Eight minutes after launch the massive Core stage will separate from the second stage, called the Interim Cryogenic Propulsion System (ICPS), and the Orion crew capsule. Orion’s solar arrays will unfurl and begin charging the spacecraft’s batteries to provide power when it is not in direct sunlight.
Ninety minutes later ICPS fires its engines to raise the vehicle to a higher Earth orbit, and for the next 25 hours there will be a full systems check.
If everything is in order, Orion will separate from ICPS and there will be a form of “space ballet” between the two vehicles, more prosaically called the Proximity Operations Demonstration.
Astronauts will manually control Orion’s manoeuvring thruster to dance toward and away from ICPS. This will be to rehearse docking procedures in order to link up with a landing vehicle for the eventual Moon landing.
Twenty-three hours later Orion’s service module carries out a Translunar Injection (TLI) burn – a blast of thrust aiming it at the Moon – before Orion makes its four-day journey, taking the astronauts more than 230,000 miles from Earth.
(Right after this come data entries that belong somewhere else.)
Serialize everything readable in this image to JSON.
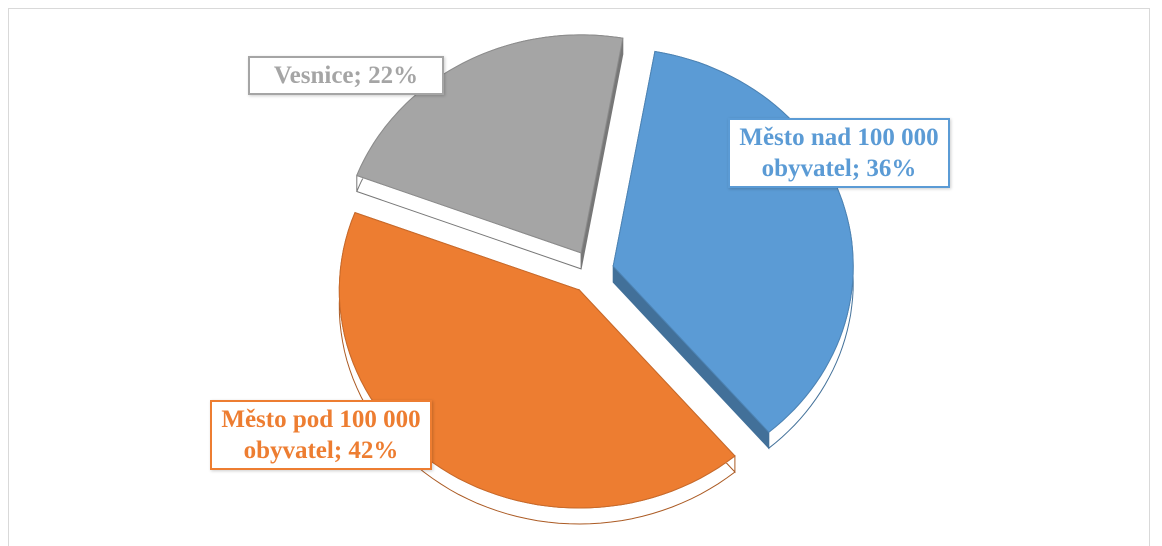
{
  "chart_data": {
    "type": "pie",
    "categories": [
      "Město nad 100 000 obyvatel",
      "Město pod 100 000 obyvatel",
      "Vesnice"
    ],
    "values": [
      36,
      42,
      22
    ],
    "value_labels": [
      "36%",
      "42%",
      "22%"
    ],
    "colors": [
      "#5b9bd5",
      "#ed7d31",
      "#a5a5a5"
    ]
  }
}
During the journey the astronauts will be continue to carry out systems checks.
The crew will in some ways be human guinea pigs.
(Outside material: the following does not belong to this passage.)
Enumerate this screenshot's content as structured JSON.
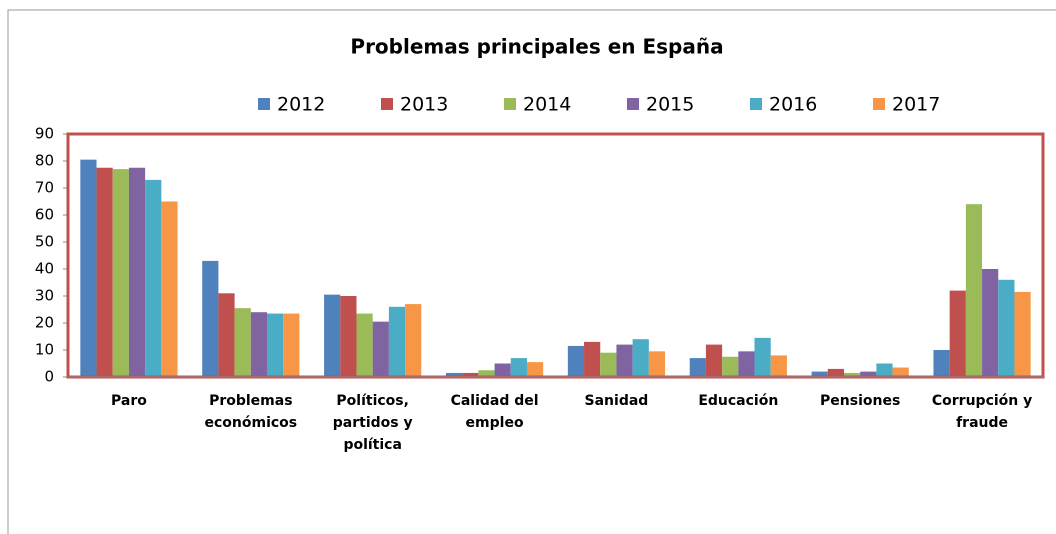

Experiments will monitor how their bodies are affected by space. Scientists will grow tissue samples from the astronauts’ blood called organoids both before and after their journey.
The two sets of organoids will be compared to see how the astronauts’ bodies have been affected by space, according to Dr Nicky Fox, Nasa’s head of science.
“You may be wondering why we are doing all that when we have the actual astronauts, she told BBC News.
“We want to be able to study in depth the effect of the microgravity and the radiation on these samples. I’m certainly not going to dissect an astronaut! But I can dissect these little organoid samples and really look at the difference.”
After the spacecraft slingshots past the Moon, the astronauts begin their four-day journey home, drawn back with the help of the Earth’s gravity.
On arrival, the service module, which has the spacecraft’s primary propulsion system, separates from the crew module. The astronauts will then begin a dangerous part of the mission as they re-enter the Earth’s atmosphere, and parachute back to the surface off the coast of California.
The success of the mission will determine how soon Nasa can launch Artemis III, to actually land on the Moon. But even if the mission goes to perfection, the space agency’s stated aim of “no earlier than mid-2027” is unrealistic, according to Dr Simeon Barber of the Open University.
“‘No earlier than’ is familiar language for NASA, and it means just that. That’s the earliest possibility,” he said, adding that he deemed that optimistic due to the expense of keeping Artemis III on track.
“The Moon landing will require [Elon Musk’s] SpaceX Starship to take the astronauts to and from the surface, and we’ve seen in recent months that Starship itself still has a long way to go before it can even achieve an orbital flight around the Earth, let alone put astronauts on board.”